E poi, racconta ancora il chirurgo: “Devo dare atto all’assessorato regionale alla sanità e all’assessore Sonia Viale di aver raccolto le mie istanze”. E allo stesso modo è stato stipulata una convenzione fra le due università. Infine è stato firmato un accordo di collaborazione con l’Istituto Gaslini di Genova. “E – aggiunge il professore – molto presto il primario di neurofisiatria dell’ospedale pediatrico genovese si recherà in Madagascar per studiare un corso di formazione per i giovani medici e infermieri del posto per curare la disabilita’ infantile, perché lì ci sono molti bambini disabili completamente abbandonati”. 

Vedremo se facebook consentirà ai suoi utenti, genovesi e non, di passare dalla fase dell’emotività a quella della concretezza. E se i nostri politici vorranno utilizzarlo non solo per farsi propaganda. Anche se le elezioni regionali sono alle porte. 

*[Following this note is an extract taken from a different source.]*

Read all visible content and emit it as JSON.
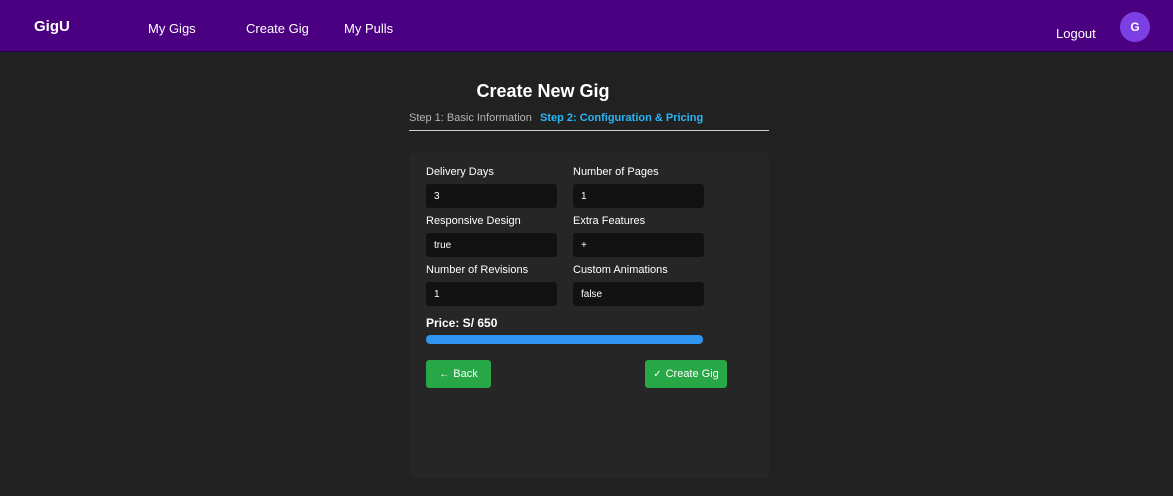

Il mezzo, insomma – come ho sempre sostenuto – non è né diabolico, né portatore di odio e nemmeno discriminante. Basta intuirne le potenzialità e saperle usare bene. Un mezzo di un’efficacia strabiliante, sempre che si sia in grado e si abbia la capacità di non rinnegare se stessi per farsi attrarre dalla spirale d’odio strisciante. Essere immersi nella natura, con il poco che serve a sopravvivere, costretti a combattere le frustrazioni di non poter fare del bene per le risorse inconsistenti, a contatto con le malattie e i bambini che rischiano di morire, non tanto per la guerra ma per le condizioni di vita drammatiche, a volte aiuta e aiuterebbe tutti a recuperare l’umanità e ad allargare visione ed orizzonti. 

La mia personale morale – e spero non solo la mia e dunque condivisa e condivisibile – al termine della storia che ho voluto raccontarvi, intende essere proprio questa.